Dynamic Layer Tying for Parameter-Efficient Transformers
Tamir David Hay, Lior Wolf
TL;DR
This work tackles Transformer overparameterization by introducing a reinforcement-learning driven dynamic layer tying mechanism that runs during a single training pass. An RL agent selects, for each layer, whether to train independently or to copy weights from earlier layers, enabling extensive weight sharing and substantial memory savings while preserving or improving perplexity on language modeling tasks. The approach yields replication of a large majority of layers (roughly 75%+), reduces trainable parameters from billions to the hundreds of millions or less, and achieves up to an order of magnitude reduction in training memory, with strong results on GPT-2 and BERT across multiple datasets. Overall, the method demonstrates a highly parameter-efficient form of neural architecture search that adapts topology on-the-fly, with potential extensions to LoRA and downstream tasks.
Abstract
In the pursuit of reducing the number of trainable parameters in deep transformer networks, we employ Reinforcement Learning to dynamically select layers during training and tie them together.

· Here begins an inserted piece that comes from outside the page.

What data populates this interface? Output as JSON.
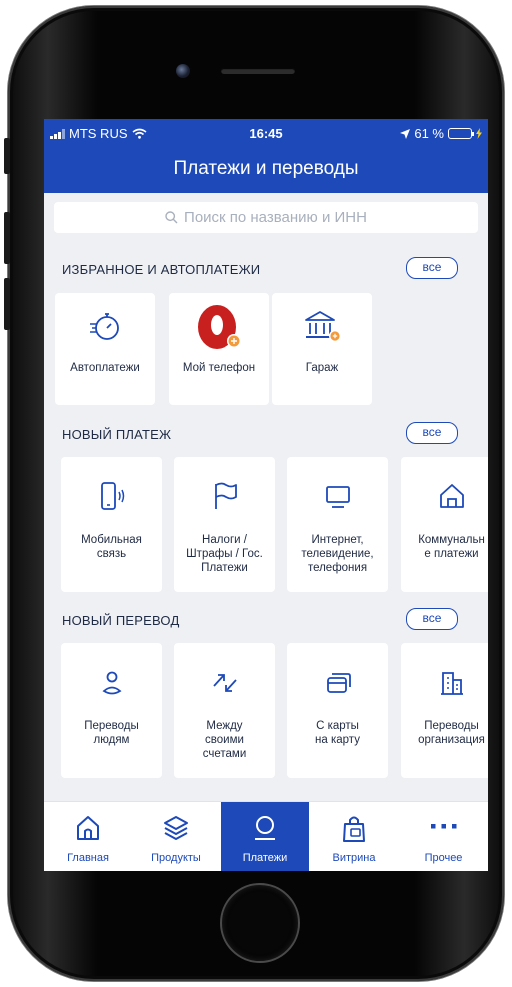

Every few iterations, the RL agent is asked whether to train each layer $i$ independently or to copy the weights of a previous layer $j<i$. This facilitates weight sharing, reduces the number of trainable parameters, and also serves as an effective regularization technique. Experimental evaluations validate that our model modestly outperforms the baseline transformer model with regard to perplexity and drastically reduces the number of trainable parameters. In particular, the memory consumption during training is up to one order of magnitude less than the conventional training method.